College student shot by police first called 911

By KATE BRUMBACK, Associated Press
Published: September 18, 2017, 8:41pm
4 Photos
Lynne Schultz, right, mother of Scout Schultz, looks on as her husband, Bill Schultz, speaks at a news conference in Atlanta, Ga., Monday, Sept. 18, 2017. Scout was a 21-year-old Georgia Tech student who was shot and killed during a confrontation with police on campus Saturday, Sept. 16.
Lynne Schultz, right, mother of Scout Schultz, looks on as her husband, Bill Schultz, speaks at a news conference in Atlanta, Ga., Monday, Sept. 18, 2017. Scout was a 21-year-old Georgia Tech student who was shot and killed during a confrontation with police on campus Saturday, Sept. 16. (Casey Sykes/Atlanta Journal-Constitution via AP) Photo Gallery

ATLANTA — Georgia Tech alerted students to shelter indoors because of violent protests on campus Monday night after police fatally shot a student over the weekend.

The student had called 911 to report an armed and possibly intoxicated person fitting his physical description.

Campus police killed Scout Schultz, 21, who they said was advancing on officers with a knife.

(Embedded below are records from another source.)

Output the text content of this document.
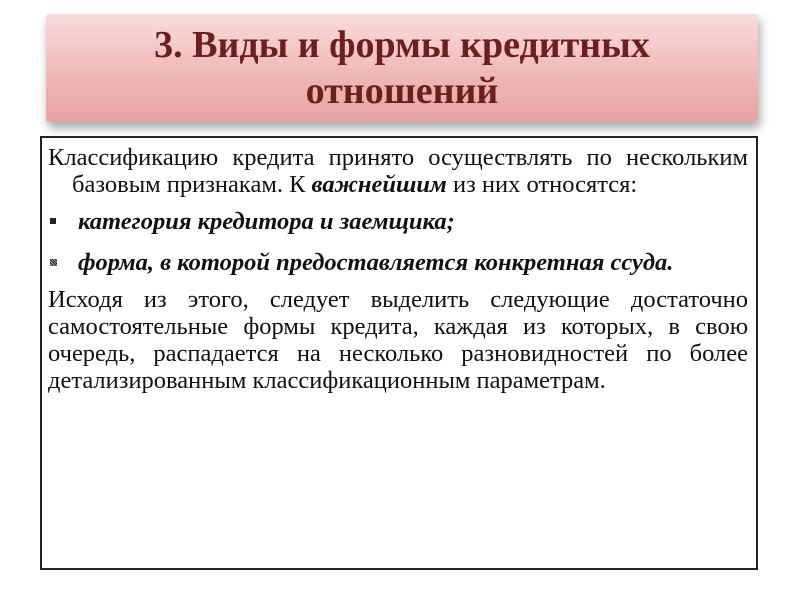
3. Виды и формы кредитных отношений

Классификацию кредита принято осуществлять по нескольким базовым признакам. К важнейшим из них относятся:

категория кредитора и заемщика;

форма, в которой предоставляется конкретная ссуда.

Исходя из этого, следует выделить следующие достаточно самостоятельные формы кредита, каждая из которых, в свою очередь, распадается на несколько разновидностей по более детализированным классификационным параметрам.
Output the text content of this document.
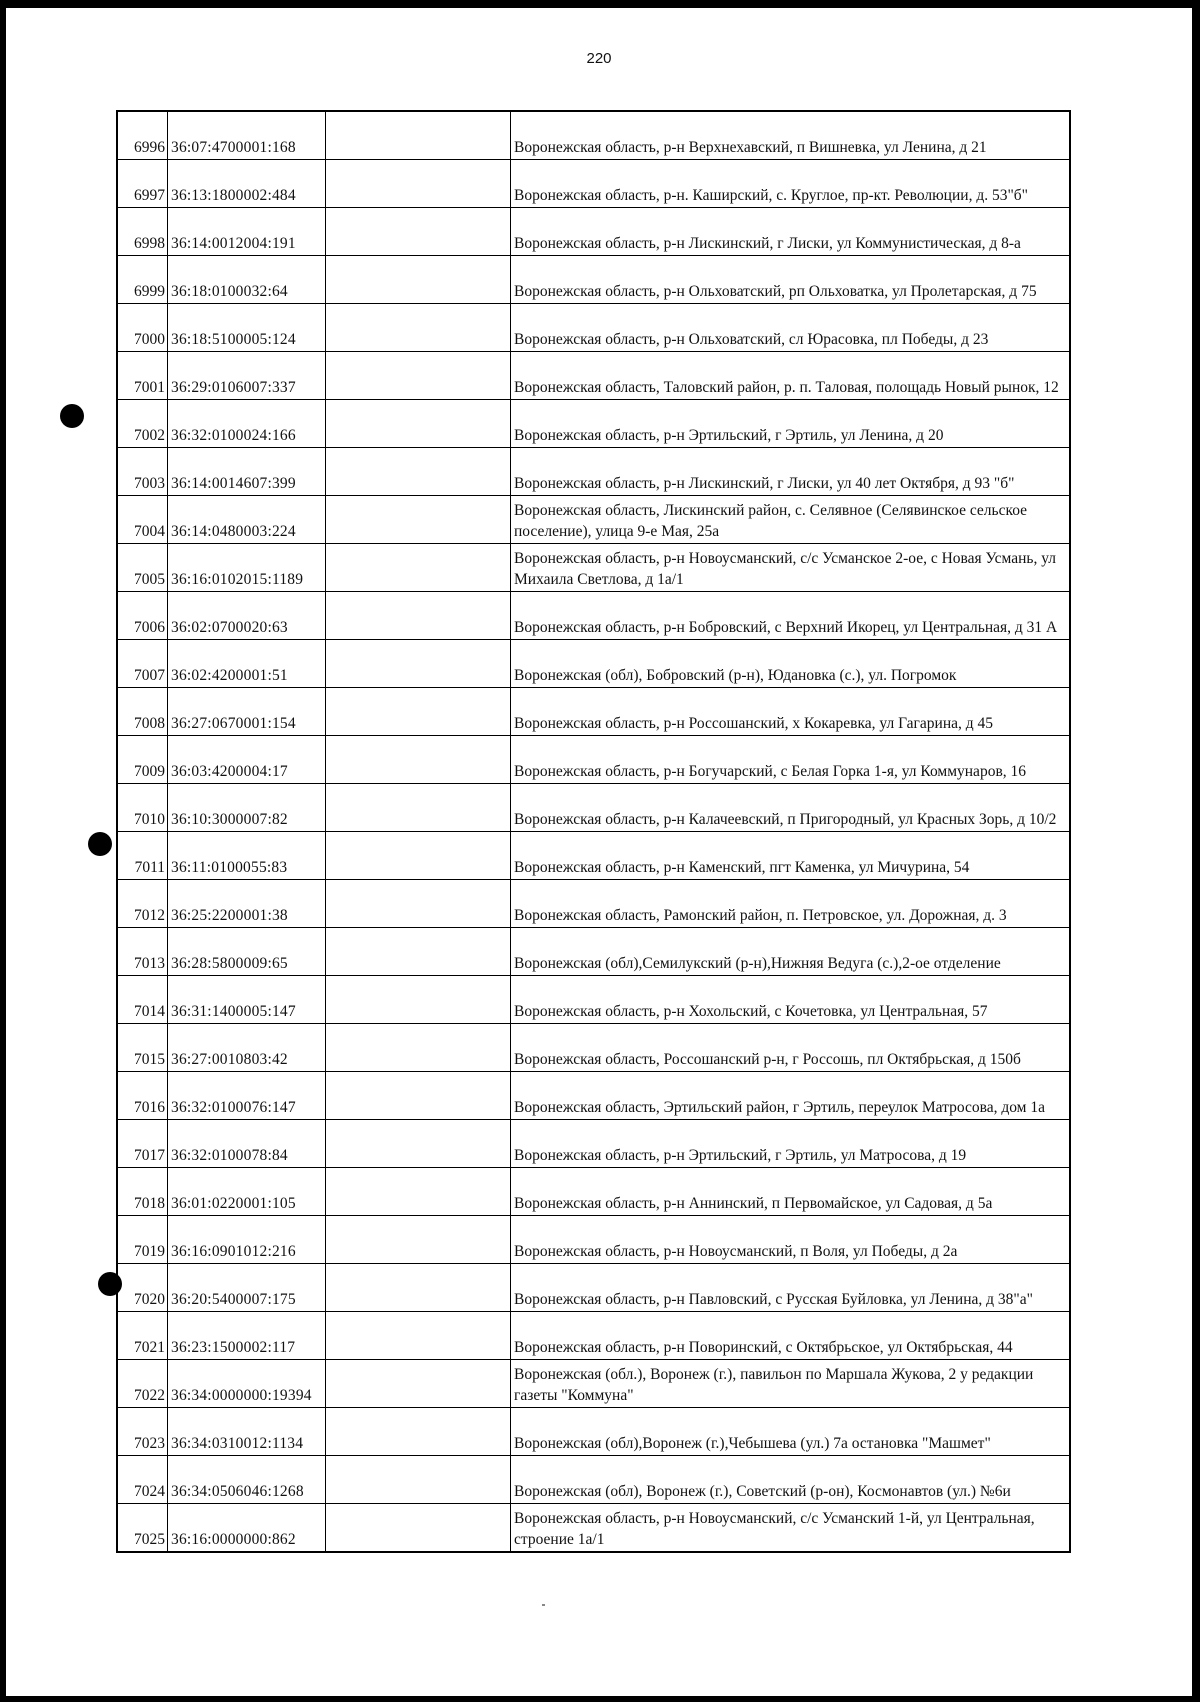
220
6996	36:07:4700001:168		Воронежская область, р-н Верхнехавский, п Вишневка, ул Ленина, д 21
6997	36:13:1800002:484		Воронежская область, р-н. Каширский, с. Круглое, пр-кт. Революции, д. 53"б"
6998	36:14:0012004:191		Воронежская область, р-н Лискинский, г Лиски, ул Коммунистическая, д 8-а
6999	36:18:0100032:64		Воронежская область, р-н Ольховатский, рп Ольховатка, ул Пролетарская, д 75
7000	36:18:5100005:124		Воронежская область, р-н Ольховатский, сл Юрасовка, пл Победы, д 23
7001	36:29:0106007:337		Воронежская область, Таловский район, р. п. Таловая, полощадь Новый рынок, 12
7002	36:32:0100024:166		Воронежская область, р-н Эртильский, г Эртиль, ул Ленина, д 20
7003	36:14:0014607:399		Воронежская область, р-н Лискинский, г Лиски, ул 40 лет Октября, д 93 "б"
7004	36:14:0480003:224		Воронежская область, Лискинский район, с. Селявное (Селявинское сельское поселение), улица 9-е Мая, 25а
7005	36:16:0102015:1189		Воронежская область, р-н Новоусманский, с/с Усманское 2-ое, с Новая Усмань, ул Михаила Светлова, д 1а/1
7006	36:02:0700020:63		Воронежская область, р-н Бобровский, с Верхний Икорец, ул Центральная, д 31 А
7007	36:02:4200001:51		Воронежская (обл), Бобровский (р-н), Юдановка (с.), ул. Погромок
7008	36:27:0670001:154		Воронежская область, р-н Россошанский, х Кокаревка, ул Гагарина, д 45
7009	36:03:4200004:17		Воронежская область, р-н Богучарский, с Белая Горка 1-я, ул Коммунаров, 16
7010	36:10:3000007:82		Воронежская область, р-н Калачеевский, п Пригородный, ул Красных Зорь, д 10/2
7011	36:11:0100055:83		Воронежская область, р-н Каменский, пгт Каменка, ул Мичурина, 54
7012	36:25:2200001:38		Воронежская область, Рамонский район, п. Петровское, ул. Дорожная, д. 3
7013	36:28:5800009:65		Воронежская (обл),Семилукский (р-н),Нижняя Ведуга (с.),2-ое отделение
7014	36:31:1400005:147		Воронежская область, р-н Хохольский, с Кочетовка, ул Центральная, 57
7015	36:27:0010803:42		Воронежская область, Россошанский р-н, г Россошь, пл Октябрьская, д 150б
7016	36:32:0100076:147		Воронежская область, Эртильский район, г Эртиль, переулок Матросова, дом 1а
7017	36:32:0100078:84		Воронежская область, р-н Эртильский, г Эртиль, ул Матросова, д 19
7018	36:01:0220001:105		Воронежская область, р-н Аннинский, п Первомайское, ул Садовая, д 5а
7019	36:16:0901012:216		Воронежская область, р-н Новоусманский, п Воля, ул Победы, д 2а
7020	36:20:5400007:175		Воронежская область, р-н Павловский, с Русская Буйловка, ул Ленина, д 38"а"
7021	36:23:1500002:117		Воронежская область, р-н Поворинский, с Октябрьское, ул Октябрьская, 44
7022	36:34:0000000:19394		Воронежская (обл.), Воронеж (г.), павильон по Маршала Жукова, 2 у редакции газеты "Коммуна"
7023	36:34:0310012:1134		Воронежская (обл),Воронеж (г.),Чебышева (ул.) 7а остановка "Машмет"
7024	36:34:0506046:1268		Воронежская (обл), Воронеж (г.), Советский (р-он), Космонавтов (ул.) №6и
7025	36:16:0000000:862		Воронежская область, р-н Новоусманский, с/с Усманский 1-й, ул Центральная, строение 1а/1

Schultz refused to put down the knife and kept moving toward officers late Saturday, the Georgia Bureau of Investigation said in a statement.

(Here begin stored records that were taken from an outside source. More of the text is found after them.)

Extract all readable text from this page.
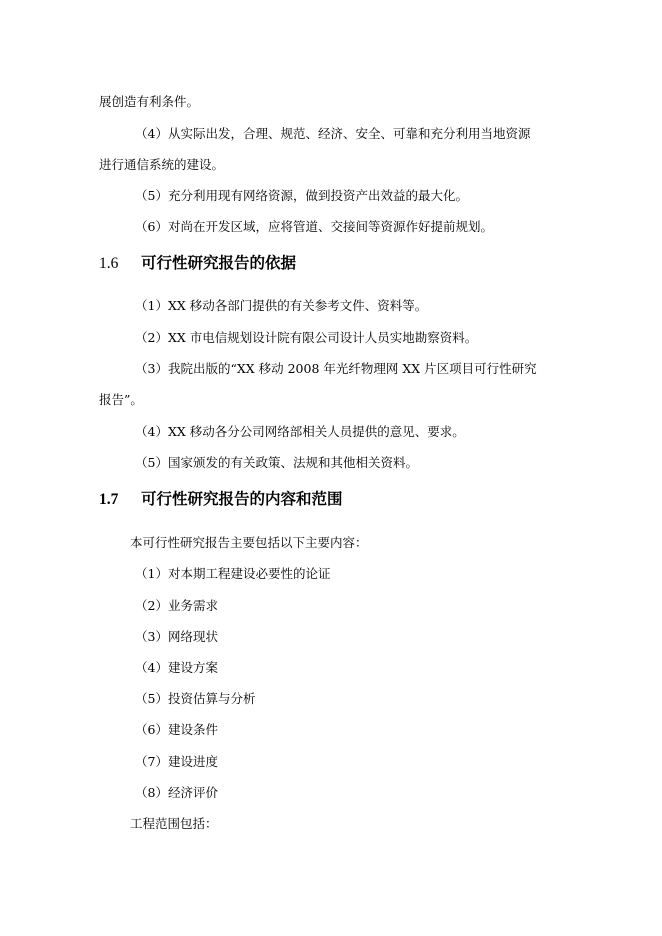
展创造有利条件。

（4）从实际出发，合理、规范、经济、安全、可靠和充分利用当地资源

进行通信系统的建设。

（5）充分利用现有网络资源，做到投资产出效益的最大化。

（6）对尚在开发区域，应将管道、交接间等资源作好提前规划。

1.6 可行性研究报告的依据

（1）XX 移动各部门提供的有关参考文件、资料等。

（2）XX 市电信规划设计院有限公司设计人员实地勘察资料。

（3）我院出版的“XX 移动 2008 年光纤物理网 XX 片区项目可行性研究

报告”。

（4）XX 移动各分公司网络部相关人员提供的意见、要求。

（5）国家颁发的有关政策、法规和其他相关资料。

1.7 可行性研究报告的内容和范围

本可行性研究报告主要包括以下主要内容：

（1）对本期工程建设必要性的论证

（2）业务需求

（3）网络现状

（4）建设方案

（5）投资估算与分析

（6）建设条件

（7）建设进度

（8）经济评价

工程范围包括：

“Officers provided multiple verbal commands and attempted to speak with (Schultz) who was not cooperative and would not comply with the officers’ commands,” the agency said in a statement. Schultz “continued to advance on the officers with the knife.”

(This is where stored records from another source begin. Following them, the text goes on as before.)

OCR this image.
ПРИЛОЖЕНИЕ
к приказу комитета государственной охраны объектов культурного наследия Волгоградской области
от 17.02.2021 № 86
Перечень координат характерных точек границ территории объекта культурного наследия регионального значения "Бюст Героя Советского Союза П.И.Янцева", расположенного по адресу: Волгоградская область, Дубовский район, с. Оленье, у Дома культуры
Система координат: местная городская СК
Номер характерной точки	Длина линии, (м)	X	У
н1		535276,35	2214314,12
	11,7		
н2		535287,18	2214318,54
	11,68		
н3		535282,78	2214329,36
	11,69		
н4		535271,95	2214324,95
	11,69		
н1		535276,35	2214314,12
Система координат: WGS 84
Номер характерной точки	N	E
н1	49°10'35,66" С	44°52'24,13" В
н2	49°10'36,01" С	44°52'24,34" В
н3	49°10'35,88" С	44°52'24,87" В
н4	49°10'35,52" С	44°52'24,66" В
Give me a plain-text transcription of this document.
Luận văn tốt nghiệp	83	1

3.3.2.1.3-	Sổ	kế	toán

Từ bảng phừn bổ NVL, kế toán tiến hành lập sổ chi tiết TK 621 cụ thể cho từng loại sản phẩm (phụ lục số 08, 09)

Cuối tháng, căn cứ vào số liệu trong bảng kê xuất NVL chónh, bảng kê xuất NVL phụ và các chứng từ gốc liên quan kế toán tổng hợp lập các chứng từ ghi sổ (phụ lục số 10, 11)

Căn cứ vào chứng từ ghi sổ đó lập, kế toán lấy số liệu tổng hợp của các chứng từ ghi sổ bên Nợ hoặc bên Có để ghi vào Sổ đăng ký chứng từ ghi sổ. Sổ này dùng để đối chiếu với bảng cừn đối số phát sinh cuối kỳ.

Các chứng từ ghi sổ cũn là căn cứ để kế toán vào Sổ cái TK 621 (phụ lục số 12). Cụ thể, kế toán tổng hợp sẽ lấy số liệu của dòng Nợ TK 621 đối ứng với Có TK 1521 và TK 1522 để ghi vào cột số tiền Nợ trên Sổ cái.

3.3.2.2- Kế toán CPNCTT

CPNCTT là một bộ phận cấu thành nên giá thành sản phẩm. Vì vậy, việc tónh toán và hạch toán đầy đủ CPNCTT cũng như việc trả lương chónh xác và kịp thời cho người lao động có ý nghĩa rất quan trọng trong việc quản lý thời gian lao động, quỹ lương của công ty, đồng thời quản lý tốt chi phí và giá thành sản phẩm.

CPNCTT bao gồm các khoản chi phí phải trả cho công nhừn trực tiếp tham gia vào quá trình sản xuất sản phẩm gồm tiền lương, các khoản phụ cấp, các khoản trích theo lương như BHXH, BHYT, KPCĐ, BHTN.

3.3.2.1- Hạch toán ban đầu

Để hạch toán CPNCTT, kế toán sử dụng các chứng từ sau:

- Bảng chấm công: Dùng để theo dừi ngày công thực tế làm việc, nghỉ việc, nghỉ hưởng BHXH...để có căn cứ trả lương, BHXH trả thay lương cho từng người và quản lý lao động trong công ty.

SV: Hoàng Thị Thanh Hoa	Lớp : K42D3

After a Monday night vigil, the university issued an alert through its emergency system telling people to seek shelter and lock doors and windows because of violent protests. Video posted on social media shows a police vehicle burning in the street and officers pinning people to the ground.

Investigators determined that Schultz was the one who called police to report a suspicious person, GBI spokeswoman Nelly Miles said.